Train a custom model
A model provides translations for a specific language pair. The outcome of a successful training is a model. To train a custom model, three mutually exclusive document types are required: training, tuning, and testing. If only training data is provided when queuing a training, Custom Translator automatically assembles tuning and testing data. It uses a random subset of sentences from your training documents, and exclude these sentences from the training data itself. A minimum of 10,000 parallel training sentences are required to train a full model.
Create model
Select the Train model blade.
Type the Model name.
Keep the default Full training selected or select Dictionary-only training.
Note
Full training displays all uploaded document types. Dictionary-only displays dictionary documents only.

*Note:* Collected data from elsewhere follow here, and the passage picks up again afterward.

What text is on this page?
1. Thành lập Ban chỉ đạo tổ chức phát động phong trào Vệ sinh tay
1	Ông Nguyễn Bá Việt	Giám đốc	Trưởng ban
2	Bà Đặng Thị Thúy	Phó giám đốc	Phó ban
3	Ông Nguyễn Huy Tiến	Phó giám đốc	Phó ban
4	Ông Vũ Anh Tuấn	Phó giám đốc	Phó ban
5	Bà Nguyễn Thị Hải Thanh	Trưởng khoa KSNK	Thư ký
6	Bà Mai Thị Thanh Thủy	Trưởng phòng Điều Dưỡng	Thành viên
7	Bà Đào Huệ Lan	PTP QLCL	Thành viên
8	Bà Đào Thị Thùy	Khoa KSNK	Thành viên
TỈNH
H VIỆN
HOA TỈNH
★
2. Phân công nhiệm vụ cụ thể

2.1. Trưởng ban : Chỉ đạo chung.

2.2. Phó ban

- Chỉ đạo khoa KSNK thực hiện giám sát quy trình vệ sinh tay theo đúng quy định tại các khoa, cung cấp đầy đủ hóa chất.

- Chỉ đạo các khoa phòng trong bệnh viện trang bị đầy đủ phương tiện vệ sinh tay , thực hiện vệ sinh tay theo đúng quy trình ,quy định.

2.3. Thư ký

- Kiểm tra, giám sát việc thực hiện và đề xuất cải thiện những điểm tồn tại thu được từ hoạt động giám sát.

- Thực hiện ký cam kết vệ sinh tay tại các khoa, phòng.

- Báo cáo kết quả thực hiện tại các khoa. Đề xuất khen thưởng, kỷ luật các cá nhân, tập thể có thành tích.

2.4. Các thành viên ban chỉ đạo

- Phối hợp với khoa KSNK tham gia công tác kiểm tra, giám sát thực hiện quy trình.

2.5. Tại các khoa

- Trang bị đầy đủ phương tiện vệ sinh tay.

Under Select documents, select the documents you want to use to train the model, for example,
sample-English-German
and review the training cost associated with the selected number of sentences.Select Train now.
Select Train to confirm.
Note
Notifications displays model training in progress, e.g., Submitting data state. Training model takes few hours, subject to the number of selected sentences.
When to select dictionary-only training
For better results, we recommended letting the system learn from your training data. However, when you don't have enough parallel sentences to meet the 10,000 minimum requirements, or sentences and compound nouns must be rendered as-is, use dictionary-only training. Your model typically completes training faster than with full training. The resulting models use the baseline models for translation along with the dictionaries you added. You don't see BLEU
scores or get a test report.
Note
Custom Translator doesn't sentence-align dictionary files. Therefore, it is important that there are an equal number of source and target phrases/sentences in your dictionary documents and that they are precisely aligned. If not, the document upload will fail.
Model details
After successful model training, select the Model details blade.
Select the Model Name to review training date/time, total training time, number of sentences used for training, tuning, testing, dictionary, and whether the system generated the test and tuning sets. You use
Category ID
to make translation requests.Evaluate the model
BLEU
score. Review the test set: the BLEU score is the custom model score and the Baseline BLEU is the pretrained baseline model used for customization. A higher BLEU score means higher translation quality using the custom model.
Duplicate model
Select the Model details blade.
Hover over the model name and check the selection button.
Select Duplicate.
Fill in New model name.
Keep Train immediately checked if no further data is selected or uploaded, otherwise, check Save as draft
Select Save
Note
If you save the model as
Draft
, Model details is updated with the model name inDraft
status.To add more documents, select on the model name and follow the steps in the Create model section.